Machine Learning (Theory)

1/24/2005

The Humanloop Spectrum of Machine Learning

Tags: Organization jl@ 5:32 pm

All branches of machine learning seem to be united in the idea of using data to make predictions. However, people disagree to some extent about what this means. One way to categorize these different goals is on an axis, where one extreme is “tools to aid a human in using data to do prediction” and the other extreme is “tools to do prediction with no human intervention”. Here is my estimate of where various elements of machine learning fall on this spectrum.

Human Necessary Human partially necessary Human unnecessary
Clustering, data visualization Bayesian Learning, Probabilistic Models, Graphical Models Kernel Learning (SVM’s, etc..) Decision Trees? Reinforcement Learning

The exact position of each element is of course debatable. My reasoning is that clustering and data visualization are nearly useless for prediction without a human in the loop. Bayesian/probabilistic models/graphical models generally require a human to sit and think about what is a good prior/structure. Kernel learning approaches have a few standard kernels which often work on simple problems, although sometimes significant kernel engineering is required. I’ve been impressed of late how ‘black box’ decision trees or boosted decision trees are. The goal of reinforcement learning (rather than perhaps the reality) is designing completely automated agents.

The position in this spectrum provides some idea of what the state of progress is. Things at the ‘human necessary’ end have been succesfully used by many people to solve many learning problems. At the ‘human unnecessary’ end, the systems are finicky and often just won’t work well.

I am most interested in the ‘human unnecessary’ end.

5 Comments to “The Humanloop Spectrum of Machine Learning”
  1. Francisco Pereira says:

    I was wondering about the need for a human. It seems
    that the human faculty called for is qualitatively different as you move along the spectrum. A few:
    - visual perception of patterns
    - knowledge of causal connections and which variables to include
    - knowledge of relevant feature interactions in order to pick a kernel that reflects them

    What are your thoughts on the degree to which any of these things can be automated (e.g. structure searches for graphical models)? And would they need to? I’m wondering if the apparent need for a human
    is really in part because one expects a human to explain why the prediction is successful, and the methods at the left make that easier, if they work,
    while for other methods no such demand may be made.
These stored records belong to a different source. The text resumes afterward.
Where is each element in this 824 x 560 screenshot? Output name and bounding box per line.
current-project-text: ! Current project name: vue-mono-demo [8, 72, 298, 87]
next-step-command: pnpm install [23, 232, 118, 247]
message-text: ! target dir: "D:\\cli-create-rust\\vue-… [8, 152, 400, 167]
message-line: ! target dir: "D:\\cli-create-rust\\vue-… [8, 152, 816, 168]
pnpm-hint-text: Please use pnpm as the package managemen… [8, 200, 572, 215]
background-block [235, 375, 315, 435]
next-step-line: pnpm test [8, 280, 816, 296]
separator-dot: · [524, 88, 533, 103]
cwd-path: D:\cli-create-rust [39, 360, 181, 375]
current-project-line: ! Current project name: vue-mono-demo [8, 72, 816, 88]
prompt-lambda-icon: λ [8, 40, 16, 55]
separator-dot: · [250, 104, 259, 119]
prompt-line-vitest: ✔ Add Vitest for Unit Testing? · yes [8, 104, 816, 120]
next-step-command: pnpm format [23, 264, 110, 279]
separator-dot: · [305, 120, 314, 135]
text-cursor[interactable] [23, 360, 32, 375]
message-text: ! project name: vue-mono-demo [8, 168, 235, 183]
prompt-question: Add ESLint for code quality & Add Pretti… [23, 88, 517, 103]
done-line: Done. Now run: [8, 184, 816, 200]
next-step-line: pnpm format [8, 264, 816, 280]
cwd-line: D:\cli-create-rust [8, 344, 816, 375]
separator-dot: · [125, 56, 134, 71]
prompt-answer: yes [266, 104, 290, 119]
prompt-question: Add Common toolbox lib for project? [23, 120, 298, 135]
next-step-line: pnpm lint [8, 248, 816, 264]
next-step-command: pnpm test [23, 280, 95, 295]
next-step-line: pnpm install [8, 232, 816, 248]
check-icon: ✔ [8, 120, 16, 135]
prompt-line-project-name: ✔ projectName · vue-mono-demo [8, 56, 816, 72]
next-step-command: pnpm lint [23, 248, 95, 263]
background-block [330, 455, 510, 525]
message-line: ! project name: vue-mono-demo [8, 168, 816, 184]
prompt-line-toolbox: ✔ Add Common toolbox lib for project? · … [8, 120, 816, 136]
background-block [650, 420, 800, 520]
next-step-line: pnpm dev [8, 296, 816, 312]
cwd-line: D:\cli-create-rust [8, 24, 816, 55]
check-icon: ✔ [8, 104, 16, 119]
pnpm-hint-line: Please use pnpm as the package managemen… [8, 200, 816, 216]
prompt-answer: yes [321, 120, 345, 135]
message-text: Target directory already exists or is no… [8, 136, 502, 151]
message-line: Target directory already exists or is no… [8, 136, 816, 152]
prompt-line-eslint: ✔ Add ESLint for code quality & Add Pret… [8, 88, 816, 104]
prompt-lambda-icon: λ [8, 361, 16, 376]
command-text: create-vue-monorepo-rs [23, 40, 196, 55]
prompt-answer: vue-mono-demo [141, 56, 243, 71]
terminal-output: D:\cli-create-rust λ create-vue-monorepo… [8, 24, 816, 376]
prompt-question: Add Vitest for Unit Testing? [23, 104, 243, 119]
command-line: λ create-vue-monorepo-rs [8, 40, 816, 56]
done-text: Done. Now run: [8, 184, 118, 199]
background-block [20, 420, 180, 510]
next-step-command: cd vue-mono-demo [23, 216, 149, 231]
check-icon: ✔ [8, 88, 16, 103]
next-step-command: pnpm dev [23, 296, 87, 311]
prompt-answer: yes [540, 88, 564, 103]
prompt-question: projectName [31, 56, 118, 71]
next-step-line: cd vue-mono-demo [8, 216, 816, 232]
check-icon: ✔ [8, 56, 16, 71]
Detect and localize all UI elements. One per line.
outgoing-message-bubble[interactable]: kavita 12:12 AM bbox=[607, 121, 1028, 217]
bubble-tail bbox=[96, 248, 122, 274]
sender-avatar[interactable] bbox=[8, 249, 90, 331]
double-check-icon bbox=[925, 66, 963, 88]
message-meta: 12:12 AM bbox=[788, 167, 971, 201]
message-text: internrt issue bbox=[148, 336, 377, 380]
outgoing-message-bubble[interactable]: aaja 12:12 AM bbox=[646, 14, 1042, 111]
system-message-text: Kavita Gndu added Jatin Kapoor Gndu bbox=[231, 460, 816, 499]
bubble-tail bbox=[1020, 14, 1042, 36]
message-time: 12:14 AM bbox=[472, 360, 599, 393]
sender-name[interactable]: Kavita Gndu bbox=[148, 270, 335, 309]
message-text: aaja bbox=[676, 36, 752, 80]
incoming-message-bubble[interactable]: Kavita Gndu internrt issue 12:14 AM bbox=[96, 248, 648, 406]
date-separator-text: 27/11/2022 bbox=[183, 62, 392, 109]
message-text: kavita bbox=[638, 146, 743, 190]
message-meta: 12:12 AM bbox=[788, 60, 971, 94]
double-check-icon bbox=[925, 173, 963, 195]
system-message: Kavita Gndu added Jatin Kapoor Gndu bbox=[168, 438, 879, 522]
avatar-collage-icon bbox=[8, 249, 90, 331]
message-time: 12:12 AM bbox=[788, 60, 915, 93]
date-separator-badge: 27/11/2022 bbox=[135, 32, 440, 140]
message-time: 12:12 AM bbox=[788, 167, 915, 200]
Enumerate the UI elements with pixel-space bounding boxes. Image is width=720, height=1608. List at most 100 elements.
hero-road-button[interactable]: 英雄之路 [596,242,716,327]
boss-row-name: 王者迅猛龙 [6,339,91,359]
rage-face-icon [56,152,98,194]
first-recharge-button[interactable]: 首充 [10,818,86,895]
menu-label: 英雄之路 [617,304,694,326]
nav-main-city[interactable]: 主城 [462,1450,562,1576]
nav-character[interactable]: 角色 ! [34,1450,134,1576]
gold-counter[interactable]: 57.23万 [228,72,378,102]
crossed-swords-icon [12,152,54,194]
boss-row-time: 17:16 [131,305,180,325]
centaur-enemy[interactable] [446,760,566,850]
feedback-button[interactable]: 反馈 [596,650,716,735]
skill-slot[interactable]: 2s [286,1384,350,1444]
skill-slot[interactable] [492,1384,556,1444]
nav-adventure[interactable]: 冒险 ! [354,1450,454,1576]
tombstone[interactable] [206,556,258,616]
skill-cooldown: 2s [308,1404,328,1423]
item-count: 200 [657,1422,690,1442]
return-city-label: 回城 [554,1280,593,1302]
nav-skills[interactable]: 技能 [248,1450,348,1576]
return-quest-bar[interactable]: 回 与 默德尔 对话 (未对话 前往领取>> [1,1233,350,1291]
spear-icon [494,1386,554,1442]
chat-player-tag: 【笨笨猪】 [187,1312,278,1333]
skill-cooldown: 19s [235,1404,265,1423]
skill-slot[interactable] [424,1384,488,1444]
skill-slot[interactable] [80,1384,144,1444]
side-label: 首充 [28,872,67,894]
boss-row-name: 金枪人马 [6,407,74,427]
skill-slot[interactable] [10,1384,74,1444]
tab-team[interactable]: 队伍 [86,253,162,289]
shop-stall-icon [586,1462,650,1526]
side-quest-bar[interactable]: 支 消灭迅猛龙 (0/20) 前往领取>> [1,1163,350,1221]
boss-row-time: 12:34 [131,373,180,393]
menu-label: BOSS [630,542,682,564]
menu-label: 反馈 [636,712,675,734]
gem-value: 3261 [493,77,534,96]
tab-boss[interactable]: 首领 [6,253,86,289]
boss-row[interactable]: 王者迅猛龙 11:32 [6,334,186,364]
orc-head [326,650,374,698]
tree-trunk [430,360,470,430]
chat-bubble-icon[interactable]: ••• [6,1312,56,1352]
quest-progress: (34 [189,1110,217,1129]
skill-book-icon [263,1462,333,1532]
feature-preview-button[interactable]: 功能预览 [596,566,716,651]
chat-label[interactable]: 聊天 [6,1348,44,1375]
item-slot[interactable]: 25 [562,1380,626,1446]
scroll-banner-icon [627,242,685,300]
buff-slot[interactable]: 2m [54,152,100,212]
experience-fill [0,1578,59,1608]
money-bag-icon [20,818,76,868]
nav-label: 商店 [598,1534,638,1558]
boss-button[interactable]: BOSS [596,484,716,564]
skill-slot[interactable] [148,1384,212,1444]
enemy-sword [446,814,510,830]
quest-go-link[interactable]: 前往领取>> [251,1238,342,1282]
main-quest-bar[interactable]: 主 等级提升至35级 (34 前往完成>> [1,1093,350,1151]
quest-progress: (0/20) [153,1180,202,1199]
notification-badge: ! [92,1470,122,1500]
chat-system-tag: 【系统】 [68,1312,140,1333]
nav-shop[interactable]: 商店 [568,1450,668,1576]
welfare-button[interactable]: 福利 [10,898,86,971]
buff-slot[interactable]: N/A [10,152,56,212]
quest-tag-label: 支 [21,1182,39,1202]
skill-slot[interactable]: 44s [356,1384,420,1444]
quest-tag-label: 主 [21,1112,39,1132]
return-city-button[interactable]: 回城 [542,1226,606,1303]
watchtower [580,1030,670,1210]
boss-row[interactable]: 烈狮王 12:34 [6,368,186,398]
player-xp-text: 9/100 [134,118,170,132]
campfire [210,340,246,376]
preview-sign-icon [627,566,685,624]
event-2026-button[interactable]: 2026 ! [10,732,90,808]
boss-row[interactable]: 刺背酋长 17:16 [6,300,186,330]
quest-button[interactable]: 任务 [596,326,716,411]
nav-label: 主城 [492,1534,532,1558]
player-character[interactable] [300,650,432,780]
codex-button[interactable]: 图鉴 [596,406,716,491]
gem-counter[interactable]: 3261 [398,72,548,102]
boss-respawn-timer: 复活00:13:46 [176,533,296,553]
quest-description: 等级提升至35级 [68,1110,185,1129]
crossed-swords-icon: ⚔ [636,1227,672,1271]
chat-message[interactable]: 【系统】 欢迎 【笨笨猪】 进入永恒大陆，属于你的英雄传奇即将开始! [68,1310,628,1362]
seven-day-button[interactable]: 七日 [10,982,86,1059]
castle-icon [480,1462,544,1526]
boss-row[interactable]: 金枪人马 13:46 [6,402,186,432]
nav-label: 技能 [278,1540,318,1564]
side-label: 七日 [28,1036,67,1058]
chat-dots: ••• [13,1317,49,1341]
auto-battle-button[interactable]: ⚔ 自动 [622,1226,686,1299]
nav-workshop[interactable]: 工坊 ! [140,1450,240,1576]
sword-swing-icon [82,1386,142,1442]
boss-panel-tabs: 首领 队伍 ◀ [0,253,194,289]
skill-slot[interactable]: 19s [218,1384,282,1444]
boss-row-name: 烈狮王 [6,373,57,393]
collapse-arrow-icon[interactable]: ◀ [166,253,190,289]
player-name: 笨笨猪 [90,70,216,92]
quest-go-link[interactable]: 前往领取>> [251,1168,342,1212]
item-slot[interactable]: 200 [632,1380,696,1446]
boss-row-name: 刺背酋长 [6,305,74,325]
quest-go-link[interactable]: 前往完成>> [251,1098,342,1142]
  2. Right now, using a human-as-part-of-a-learning-algorithm for many problems seems unavoidable, if you want to make good predictions. For example, it’s difficult for me to imagine making dasher using some fully automated algorithm.

    There are (roughly) two approaches to achieving automation. The first approach is to take a less automated system and try to automate the parts that a human might do. The other approach is to design a fully automated system. The jury is out as far as which of these approaches will succeed first. However, there are several pieces of evidence suggesting that retrofitting automation may be harder than designing it. For example structure search seems to often be intractably difficult, both theoretically, and in practice.

    Whether or not any system can succeed is debated by some people. I personally see no reason why computers can’t eventually do anything humans can do.

  3. Gilad Tsur says:

    This may sound silly but a part often taken by humans is feature selection. When using a machine learning scheme of any sort on text, for instance, you usually do’nt just feed text files and a classification as input – not unless you coded a mechanism for feature extraction first. Many stock-trading algorithms don’t use quotes and ToS’s to learn what to do…
    This is inherently domain-specific action to a certain extent, but the same reasons human intervention comes in handy in feature selection may be part of why we don’t get fully automated stuff to learn well.

  4. Gilad is not silly. What he’s pointing out is that any ‘human unnecessary’ learning method can incorporate a human by the choice of initial features or initial representation. Thus, everything can be mapped into one end of the spectrum.

    Incidentally, it’s not totally crazy to apply learning without this step. For example clustering by compression.

  5. I believe that it makes sense to divide the human intervention in current machine learning systems in three steps:
    1) Before learning: choice of representation, feature selection, choice of learning paradigm (unsupervised, supervised, reinforcement) and learning algorithm.
    2) During learning: manual adjustments of learning algorithm parameters are often necessary.
    3) After learning: understanding the models learned and using the models to make decisions.

    In step 3 lies the main difference between the left end of the spectrum and the right end of the spectrum proposed by John. In reinforcement learning, this step does not exist because the agent learns to act directly in the environment it was built for. In clustering and bayesian networks, this may be the most important step because the purpose of these learning algorithms is to actually aid humans to understand the domain from where the data was extracted. In supervised learning, depending on the application, humans may be interested in understanding the model itself, but more often they are interested in using the predictions of the model to make decisions (which can often be automated).